On January 28, 2016, Tanzanian organizations working in the water sector joined members of the development community at the Seascape Hotel in Dar es Salaam to mark the successful completion of the USAID-funded Tanzania Integrated Water Sanitation and Hygiene (iWASH) program, which supplied water to more than 200,000 Tanzanians and helped another 40,000 gain access to improved sanitation in schools and homes. In addition, more than 250,000 people were sensitized to hygiene and sanitation as a result of support from iWASH, which was implemented by the Global Water for Sustainability consortium.

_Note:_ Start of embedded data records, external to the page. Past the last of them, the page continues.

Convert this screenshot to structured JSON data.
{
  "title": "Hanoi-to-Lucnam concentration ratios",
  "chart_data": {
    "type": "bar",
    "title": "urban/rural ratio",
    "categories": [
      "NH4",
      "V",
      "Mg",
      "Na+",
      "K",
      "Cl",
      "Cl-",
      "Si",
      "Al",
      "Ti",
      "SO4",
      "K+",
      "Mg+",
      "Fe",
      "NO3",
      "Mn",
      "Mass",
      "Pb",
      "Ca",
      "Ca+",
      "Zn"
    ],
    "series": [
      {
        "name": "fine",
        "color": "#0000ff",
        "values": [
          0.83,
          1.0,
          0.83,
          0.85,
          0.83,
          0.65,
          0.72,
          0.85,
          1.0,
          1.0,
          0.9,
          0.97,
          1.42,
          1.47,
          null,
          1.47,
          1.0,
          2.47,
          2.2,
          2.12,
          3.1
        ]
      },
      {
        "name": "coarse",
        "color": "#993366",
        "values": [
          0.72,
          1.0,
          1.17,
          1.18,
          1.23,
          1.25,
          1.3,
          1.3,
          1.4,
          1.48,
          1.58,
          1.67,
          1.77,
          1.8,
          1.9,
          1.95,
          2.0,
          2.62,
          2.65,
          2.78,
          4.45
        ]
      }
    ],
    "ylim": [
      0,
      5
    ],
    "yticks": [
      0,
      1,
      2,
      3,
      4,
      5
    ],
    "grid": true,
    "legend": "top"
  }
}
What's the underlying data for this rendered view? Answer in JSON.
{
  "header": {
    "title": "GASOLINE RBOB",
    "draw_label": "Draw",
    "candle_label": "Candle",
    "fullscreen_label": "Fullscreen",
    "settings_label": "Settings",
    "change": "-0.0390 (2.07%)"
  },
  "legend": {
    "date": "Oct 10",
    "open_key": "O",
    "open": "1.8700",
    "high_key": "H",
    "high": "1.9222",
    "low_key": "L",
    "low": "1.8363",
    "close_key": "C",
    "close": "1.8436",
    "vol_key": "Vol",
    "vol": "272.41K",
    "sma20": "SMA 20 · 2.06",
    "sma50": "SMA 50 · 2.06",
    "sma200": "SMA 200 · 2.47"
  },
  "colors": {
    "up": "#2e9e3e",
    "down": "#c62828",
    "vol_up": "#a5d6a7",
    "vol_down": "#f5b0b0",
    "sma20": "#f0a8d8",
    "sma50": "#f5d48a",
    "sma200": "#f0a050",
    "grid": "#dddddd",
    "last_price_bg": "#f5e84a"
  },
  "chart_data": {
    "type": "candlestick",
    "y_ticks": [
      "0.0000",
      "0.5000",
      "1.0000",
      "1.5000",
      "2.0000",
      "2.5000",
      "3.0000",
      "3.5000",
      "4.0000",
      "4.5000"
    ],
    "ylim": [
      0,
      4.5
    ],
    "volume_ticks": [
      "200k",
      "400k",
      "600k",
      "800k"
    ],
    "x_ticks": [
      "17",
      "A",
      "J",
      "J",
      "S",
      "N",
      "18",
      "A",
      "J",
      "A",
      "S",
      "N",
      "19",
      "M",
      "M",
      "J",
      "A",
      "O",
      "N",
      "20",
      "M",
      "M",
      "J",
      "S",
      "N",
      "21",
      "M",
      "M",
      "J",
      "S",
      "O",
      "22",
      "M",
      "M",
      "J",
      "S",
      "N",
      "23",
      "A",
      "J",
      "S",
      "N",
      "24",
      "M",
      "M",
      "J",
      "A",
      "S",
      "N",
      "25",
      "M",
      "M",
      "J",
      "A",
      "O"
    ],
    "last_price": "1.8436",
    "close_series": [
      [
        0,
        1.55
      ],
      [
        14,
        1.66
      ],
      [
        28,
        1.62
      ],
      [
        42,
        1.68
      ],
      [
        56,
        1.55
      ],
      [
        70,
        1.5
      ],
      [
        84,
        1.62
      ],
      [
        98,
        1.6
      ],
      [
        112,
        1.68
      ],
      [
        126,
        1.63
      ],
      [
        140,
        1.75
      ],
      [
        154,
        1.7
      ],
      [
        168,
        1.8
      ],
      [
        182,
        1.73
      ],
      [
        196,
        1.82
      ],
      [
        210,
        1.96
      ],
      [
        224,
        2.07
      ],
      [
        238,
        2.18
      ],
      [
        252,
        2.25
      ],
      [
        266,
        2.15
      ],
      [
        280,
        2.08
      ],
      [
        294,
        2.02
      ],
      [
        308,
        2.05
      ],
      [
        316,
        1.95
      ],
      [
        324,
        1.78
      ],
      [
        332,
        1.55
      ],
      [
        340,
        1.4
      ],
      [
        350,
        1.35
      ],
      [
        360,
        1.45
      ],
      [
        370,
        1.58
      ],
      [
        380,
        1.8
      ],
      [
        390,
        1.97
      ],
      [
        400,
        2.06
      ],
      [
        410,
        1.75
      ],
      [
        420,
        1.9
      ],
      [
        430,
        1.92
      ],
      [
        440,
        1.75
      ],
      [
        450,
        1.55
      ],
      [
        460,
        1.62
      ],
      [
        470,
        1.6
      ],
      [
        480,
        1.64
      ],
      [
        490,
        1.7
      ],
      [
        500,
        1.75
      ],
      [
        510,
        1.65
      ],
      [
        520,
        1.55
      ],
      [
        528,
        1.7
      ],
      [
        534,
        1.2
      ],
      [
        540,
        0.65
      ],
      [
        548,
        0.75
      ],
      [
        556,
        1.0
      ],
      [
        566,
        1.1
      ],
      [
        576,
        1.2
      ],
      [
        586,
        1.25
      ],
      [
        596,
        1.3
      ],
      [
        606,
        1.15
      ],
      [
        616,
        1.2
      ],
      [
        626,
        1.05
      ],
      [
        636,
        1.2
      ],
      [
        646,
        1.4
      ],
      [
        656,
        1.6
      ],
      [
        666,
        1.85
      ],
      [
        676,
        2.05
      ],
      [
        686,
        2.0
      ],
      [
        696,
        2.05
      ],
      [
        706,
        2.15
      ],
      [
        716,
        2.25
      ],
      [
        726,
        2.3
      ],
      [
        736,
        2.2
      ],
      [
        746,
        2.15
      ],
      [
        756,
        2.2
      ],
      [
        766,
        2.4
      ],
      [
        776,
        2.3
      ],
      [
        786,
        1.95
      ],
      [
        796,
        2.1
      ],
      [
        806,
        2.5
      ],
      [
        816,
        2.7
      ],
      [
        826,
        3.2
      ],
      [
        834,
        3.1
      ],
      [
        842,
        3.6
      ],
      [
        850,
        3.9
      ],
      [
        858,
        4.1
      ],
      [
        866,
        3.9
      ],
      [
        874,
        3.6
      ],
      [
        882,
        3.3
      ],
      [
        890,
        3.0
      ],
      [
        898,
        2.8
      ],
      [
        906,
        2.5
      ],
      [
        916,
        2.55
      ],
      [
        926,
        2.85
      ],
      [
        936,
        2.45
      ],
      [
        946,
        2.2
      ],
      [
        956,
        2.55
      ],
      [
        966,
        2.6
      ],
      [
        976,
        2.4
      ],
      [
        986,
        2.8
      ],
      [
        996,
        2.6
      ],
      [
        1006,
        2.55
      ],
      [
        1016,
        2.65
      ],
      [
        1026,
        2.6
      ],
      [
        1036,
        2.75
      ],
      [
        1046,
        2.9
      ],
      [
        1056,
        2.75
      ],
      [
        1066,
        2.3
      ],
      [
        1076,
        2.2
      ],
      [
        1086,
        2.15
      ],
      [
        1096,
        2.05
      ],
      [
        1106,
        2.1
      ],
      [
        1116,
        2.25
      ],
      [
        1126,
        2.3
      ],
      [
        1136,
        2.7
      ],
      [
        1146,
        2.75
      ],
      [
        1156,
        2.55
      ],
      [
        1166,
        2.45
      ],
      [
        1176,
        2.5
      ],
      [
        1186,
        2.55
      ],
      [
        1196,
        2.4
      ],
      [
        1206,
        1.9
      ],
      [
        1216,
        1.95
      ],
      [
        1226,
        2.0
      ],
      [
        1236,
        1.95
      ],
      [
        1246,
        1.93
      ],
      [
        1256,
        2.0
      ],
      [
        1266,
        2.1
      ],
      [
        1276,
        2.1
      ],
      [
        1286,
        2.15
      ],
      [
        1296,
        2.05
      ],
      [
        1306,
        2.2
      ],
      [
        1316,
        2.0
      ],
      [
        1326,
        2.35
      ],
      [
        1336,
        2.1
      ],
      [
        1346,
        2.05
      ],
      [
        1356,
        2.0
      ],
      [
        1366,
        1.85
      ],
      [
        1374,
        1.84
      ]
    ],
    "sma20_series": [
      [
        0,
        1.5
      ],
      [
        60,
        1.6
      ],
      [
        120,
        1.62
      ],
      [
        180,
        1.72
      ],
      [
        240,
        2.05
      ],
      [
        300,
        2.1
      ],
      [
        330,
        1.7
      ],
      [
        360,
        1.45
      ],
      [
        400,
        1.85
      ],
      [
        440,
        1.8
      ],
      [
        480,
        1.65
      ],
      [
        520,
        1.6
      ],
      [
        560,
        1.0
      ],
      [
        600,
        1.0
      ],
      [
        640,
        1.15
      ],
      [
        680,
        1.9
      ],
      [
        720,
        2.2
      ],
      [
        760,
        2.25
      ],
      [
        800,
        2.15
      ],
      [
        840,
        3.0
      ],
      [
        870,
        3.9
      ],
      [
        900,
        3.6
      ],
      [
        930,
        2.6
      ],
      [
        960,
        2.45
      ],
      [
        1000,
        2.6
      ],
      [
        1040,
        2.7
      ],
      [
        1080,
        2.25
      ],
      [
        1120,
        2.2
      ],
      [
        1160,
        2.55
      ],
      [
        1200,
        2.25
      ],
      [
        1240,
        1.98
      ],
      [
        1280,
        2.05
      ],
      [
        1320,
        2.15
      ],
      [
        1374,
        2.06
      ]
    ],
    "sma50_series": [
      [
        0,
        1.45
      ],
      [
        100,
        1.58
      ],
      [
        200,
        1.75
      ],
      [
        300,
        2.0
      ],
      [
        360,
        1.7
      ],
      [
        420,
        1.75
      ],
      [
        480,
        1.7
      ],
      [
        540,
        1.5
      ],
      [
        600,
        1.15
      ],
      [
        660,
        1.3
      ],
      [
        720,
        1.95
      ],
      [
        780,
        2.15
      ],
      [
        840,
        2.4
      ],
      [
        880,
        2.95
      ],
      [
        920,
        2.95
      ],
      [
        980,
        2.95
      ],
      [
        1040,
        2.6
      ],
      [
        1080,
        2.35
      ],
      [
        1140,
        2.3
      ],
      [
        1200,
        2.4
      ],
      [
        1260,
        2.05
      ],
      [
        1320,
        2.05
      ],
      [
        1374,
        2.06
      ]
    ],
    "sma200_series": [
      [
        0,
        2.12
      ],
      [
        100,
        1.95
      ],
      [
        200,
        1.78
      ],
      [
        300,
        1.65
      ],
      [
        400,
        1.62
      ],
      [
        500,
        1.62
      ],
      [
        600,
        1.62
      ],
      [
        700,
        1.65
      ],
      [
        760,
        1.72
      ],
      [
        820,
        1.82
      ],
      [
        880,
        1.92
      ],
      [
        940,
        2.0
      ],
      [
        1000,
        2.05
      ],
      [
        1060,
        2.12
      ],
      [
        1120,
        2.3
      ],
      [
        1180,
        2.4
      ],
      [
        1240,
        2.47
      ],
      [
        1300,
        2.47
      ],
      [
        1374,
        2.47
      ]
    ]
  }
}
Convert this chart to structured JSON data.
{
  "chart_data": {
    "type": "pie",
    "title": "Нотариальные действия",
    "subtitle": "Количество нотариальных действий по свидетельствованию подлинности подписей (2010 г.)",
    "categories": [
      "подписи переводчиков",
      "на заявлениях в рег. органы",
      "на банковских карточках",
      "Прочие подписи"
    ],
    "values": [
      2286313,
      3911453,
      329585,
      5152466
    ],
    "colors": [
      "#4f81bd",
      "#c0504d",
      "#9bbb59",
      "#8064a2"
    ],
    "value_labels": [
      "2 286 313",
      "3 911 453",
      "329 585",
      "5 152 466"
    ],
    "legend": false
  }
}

iWASH draws to a close in February 2016 following six years of working to improve the health and economic resilience of some of Tanzania’s poorest rural and small town communities through support to sustainable, market-driven water supply, sanitation, and hygiene services, while also supporting the sustainable management of water resources. Working with local implementing partners, iWASH has expanded access to these services in some of the least served communities in the regions of Morogoro, Njombe, and Iringa.
iWASH equipped Tanzanians to consolidate these gains over time, training more than a thousand Tanzanians in water resource management and supporting 32 Tanzanians with their post-graduate studies in water resources. The program also worked closely with the Ministry of Water and Irrigation and the Wami Ruvu Basin Water Office to improve sustainable management of water resources and watersheds.
“I am proud to say that the Wami Ruvu Basin benefited from the iWASH program. We now have a good base,” said Praxeda Kalugendo, Wami Ruvu Basin Water Officer. “We have many challenges ahead, but this program has helped us to develop tools and approaches for integrated water resource management.”
Institutional and human capacity building were central to iWASH, as were scientific research and pilot projects to improve information and knowledge on water resources. iWASH support allowed for the completion of an Environment Flow Assessment and Estuary Studies carried out for the Wami and Ruvu Rivers. The project also trained and mobilized 22 local private sector entities to carry out low-cost drilling throughout Tanzania.
“Access to water is essential,” said Gilbert Kajuna, USAID/Tanzania Deputy Team Leader for Natural Resource Management. “USAID is proud to have worked in partnership with the Government of Tanzania, local NGOs, the private sector, and universities to bring productive use of water to more than 3,700 households.”